The last piece

I walked into the vehicle registry office and made eye contact with a woman I had seen many times before. It was about my tenth time visiting Autopac, and I was at the end of a long journey to switch my license over from Alberta to Manitoba. Because I am a full time student, I was able to keep my Alberta license for longer than usual, but now that I fully knew that Manitoba was going to be home again, it was time to make the switch. I finally had everything I needed, it seemed, which was a laundry list of different forms, vehicles inspections, and concrete proof that I was who I said I was.

I sat down in front of the same woman who I had seen many times before, and enthusiastically presented her with about 8 different pieces of information that had taken enough time and money for me to be happy not to have to go through this process again. She looked at them, and made a face I was all too familiar with.

“Ok, it’s almost perfect, but they’re not going to take this one.”

I let out a sigh, walked back to the bank to retrieve something different, and filed myself into the pre-weekend line. As I stood behind a line of people with their heads tilted down, staring at their phones, I began to remember the process of switching over my license when I moved to Alberta.

It was a hot day in Calgary, and 20 year old Diane was skipping around downtown. Alberta was prosperous in 2007, and I felt a sense of adventure when I packed up and left the comfort of home, even if it was only a days’ drive.

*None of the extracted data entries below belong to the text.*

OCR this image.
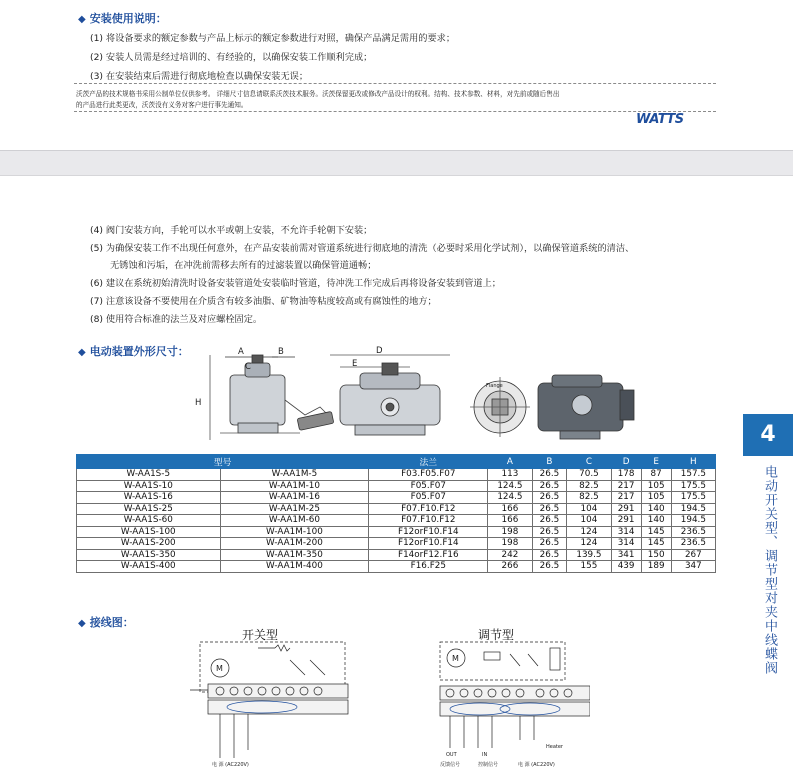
◆ 安装使用说明：
(1) 将设备要求的额定参数与产品上标示的额定参数进行对照，确保产品满足需用的要求；
(2) 安装人员需是经过培训的、有经验的，以确保安装工作顺利完成；
(3) 在安装结束后需进行彻底地检查以确保安装无误；
沃茨产品的技术规格书采用公制单位仅供参考。 详细尺寸信息请联系沃茨技术服务。沃茨保留更改或修改产品设计的权利。结构、技术参数、材料，对先前或随后售出
的产品进行此类更改，沃茨没有义务对客户进行事先通知。
WATTS
(4) 阀门安装方向，手轮可以水平或朝上安装，不允许手轮朝下安装；
(5) 为确保安装工作不出现任何意外，在产品安装前需对管道系统进行彻底地的清洗（必要时采用化学试剂），以确保管道系统的清洁、
无锈蚀和污垢，在冲洗前需移去所有的过滤装置以确保管道通畅；
(6) 建议在系统初始清洗时设备安装管道处安装临时管道，待冲洗工作完成后再将设备安装到管道上；
(7) 注意该设备不要使用在介质含有较多油脂、矿物油等粘度较高或有腐蚀性的地方；
(8) 使用符合标准的法兰及对应螺栓固定。
◆ 电动装置外形尺寸：	A	B
C
D
E
H
Flange
型号		法兰	A	B	C	D	E	H
W-AA1S-5	W-AA1M-5	F03.F05.F07	113	26.5	70.5	178	87	157.5
W-AA1S-10	W-AA1M-10	F05.F07	124.5	26.5	82.5	217	105	175.5
W-AA1S-16	W-AA1M-16	F05.F07	124.5	26.5	82.5	217	105	175.5
W-AA1S-25	W-AA1M-25	F07.F10.F12	166	26.5	104	291	140	194.5
W-AA1S-60	W-AA1M-60	F07.F10.F12	166	26.5	104	291	140	194.5
W-AA1S-100	W-AA1M-100	F12orF10.F14	198	26.5	124	314	145	236.5
W-AA1S-200	W-AA1M-200	F12orF10.F14	198	26.5	124	314	145	236.5
W-AA1S-350	W-AA1M-350	F14orF12.F16	242	26.5	139.5	341	150	267
W-AA1S-400	W-AA1M-400	F16.F25	266	26.5	155	439	189	347
4
电动开关型、调节型对夹中线蝶阀
◆ 接线图：
开关型	调节型
M
电 源 (AC220V)
M
OUT	IN
反馈信号	控制信号	电 源 (AC220V)
Heater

I open the doors to the registry, and there was only one person behind the counter. I was still quite chipper everywhere I went at this point, and I walked up the counter, smiling as I pulled out my Manitoba license. With a very straight face, the man looked at me and tapped a sign that said “Please take a number”.

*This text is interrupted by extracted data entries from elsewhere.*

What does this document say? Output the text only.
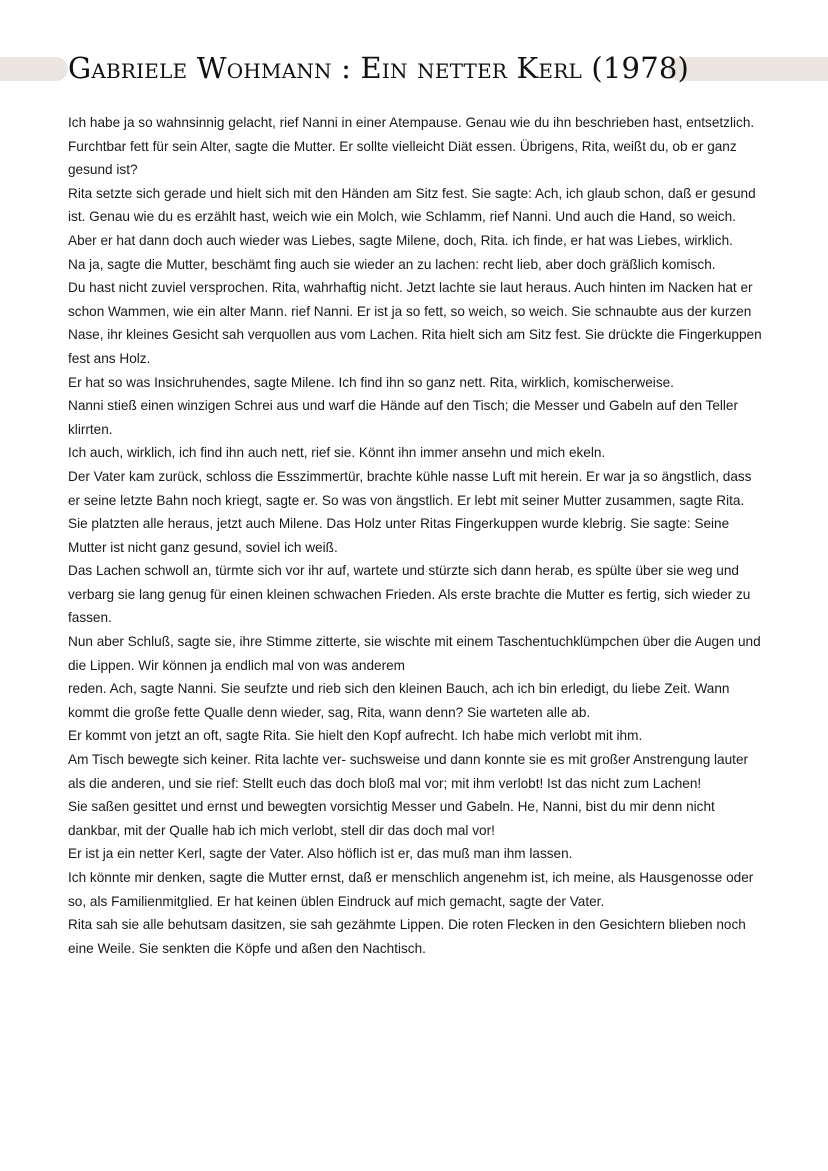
Gabriele Wohmann : Ein netter Kerl (1978)

Ich habe ja so wahnsinnig gelacht, rief Nanni in einer Atempause. Genau wie du ihn beschrieben hast, entsetzlich.

Furchtbar fett für sein Alter, sagte die Mutter. Er sollte vielleicht Diät essen. Übrigens, Rita, weißt du, ob er ganz gesund ist?

Rita setzte sich gerade und hielt sich mit den Händen am Sitz fest. Sie sagte: Ach, ich glaub schon, daß er gesund ist. Genau wie du es erzählt hast, weich wie ein Molch, wie Schlamm, rief Nanni. Und auch die Hand, so weich.

Aber er hat dann doch auch wieder was Liebes, sagte Milene, doch, Rita. ich finde, er hat was Liebes, wirklich.

Na ja, sagte die Mutter, beschämt fing auch sie wieder an zu lachen: recht lieb, aber doch gräßlich komisch.

Du hast nicht zuviel versprochen. Rita, wahrhaftig nicht. Jetzt lachte sie laut heraus. Auch hinten im Nacken hat er schon Wammen, wie ein alter Mann. rief Nanni. Er ist ja so fett, so weich, so weich. Sie schnaubte aus der kurzen Nase, ihr kleines Gesicht sah verquollen aus vom Lachen. Rita hielt sich am Sitz fest. Sie drückte die Fingerkuppen fest ans Holz.

Er hat so was Insichruhendes, sagte Milene. Ich find ihn so ganz nett. Rita, wirklich, komischerweise.

Nanni stieß einen winzigen Schrei aus und warf die Hände auf den Tisch; die Messer und Gabeln auf den Teller klirrten.

Ich auch, wirklich, ich find ihn auch nett, rief sie. Könnt ihn immer ansehn und mich ekeln.

Der Vater kam zurück, schloss die Esszimmertür, brachte kühle nasse Luft mit herein. Er war ja so ängstlich, dass er seine letzte Bahn noch kriegt, sagte er. So was von ängstlich. Er lebt mit seiner Mutter zusammen, sagte Rita. Sie platzten alle heraus, jetzt auch Milene. Das Holz unter Ritas Fingerkuppen wurde klebrig. Sie sagte: Seine Mutter ist nicht ganz gesund, soviel ich weiß.

Das Lachen schwoll an, türmte sich vor ihr auf, wartete und stürzte sich dann herab, es spülte über sie weg und verbarg sie lang genug für einen kleinen schwachen Frieden. Als erste brachte die Mutter es fertig, sich wieder zu fassen.

Nun aber Schluß, sagte sie, ihre Stimme zitterte, sie wischte mit einem Taschentuchklümpchen über die Augen und die Lippen. Wir können ja endlich mal von was anderem

reden. Ach, sagte Nanni. Sie seufzte und rieb sich den kleinen Bauch, ach ich bin erledigt, du liebe Zeit. Wann kommt die große fette Qualle denn wieder, sag, Rita, wann denn? Sie warteten alle ab.

Er kommt von jetzt an oft, sagte Rita. Sie hielt den Kopf aufrecht. Ich habe mich verlobt mit ihm.

Am Tisch bewegte sich keiner. Rita lachte ver- suchsweise und dann konnte sie es mit großer Anstrengung lauter als die anderen, und sie rief: Stellt euch das doch bloß mal vor; mit ihm verlobt! Ist das nicht zum Lachen!

Sie saßen gesittet und ernst und bewegten vorsichtig Messer und Gabeln. He, Nanni, bist du mir denn nicht dankbar, mit der Qualle hab ich mich verlobt, stell dir das doch mal vor!

Er ist ja ein netter Kerl, sagte der Vater. Also höflich ist er, das muß man ihm lassen.

Ich könnte mir denken, sagte die Mutter ernst, daß er menschlich angenehm ist, ich meine, als Hausgenosse oder so, als Familienmitglied. Er hat keinen üblen Eindruck auf mich gemacht, sagte der Vater.

Rita sah sie alle behutsam dasitzen, sie sah gezähmte Lippen. Die roten Flecken in den Gesichtern blieben noch eine Weile. Sie senkten die Köpfe und aßen den Nachtisch.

I chuckled, thinking he was joking. There wasn’t another customer in there other than me. I began talking again, and with no words, he once again tapped the sign. I made a face, pulled a number, and began to walk towards the seating area. Just as I sat down, he leaned close into a microphone.

“Number 6”

I appreciated his commitment.

Now, chuckling to myself in line at the bank, I grabbed the last piece of paper I would need to become a Manitoba resident. After another two hours at the registry, and telling the woman I really thought we should get best friend necklaces at this point, I walked out with a new license and plates.

Sitting in my car, I stared at the license plates. I realized, this was it, this was the last part of me that was tied to Alberta. When I came back to Winnipeg, I was headstrong on the belief that I would return to Alberta after I was done university. I had loved the mountains so much, and I had carved out a life there.

But things change. Plans change. Feelings change. Life changes. Alberta had my twenties. I spent them laughing, meeting people, figuring out what I liked, climbing mountains, camping, and falling down. I spent them looking forward to visits home to Winnipeg, and growing increasingly sadder through the years when I had to leave my hometown. In my later twenties, I began to realize that home wasn’t necessarily a place, as hard as I tried to make it one, and that the community I was raised in had more of a hold on me than I once believed.

Now, settled back here, I couldn’t imagine leaving this place. There is a comfort in this city that I cannot get anywhere else, and while I am thankful for the adventure and growth that Alberta gave to me, I cannot hide the smile when I walk to my car and the phrase “Friendly Manitoba” meets my eye.

Thank you, Alberta. Thank you for the life you gave me for 10 years and the priceless friendships that I hold close to my heart. Thank you for teaching me that distance cannot break the bonds of love, nor soften them. Thank you for everything.

Thank you, but I’ll take it from here.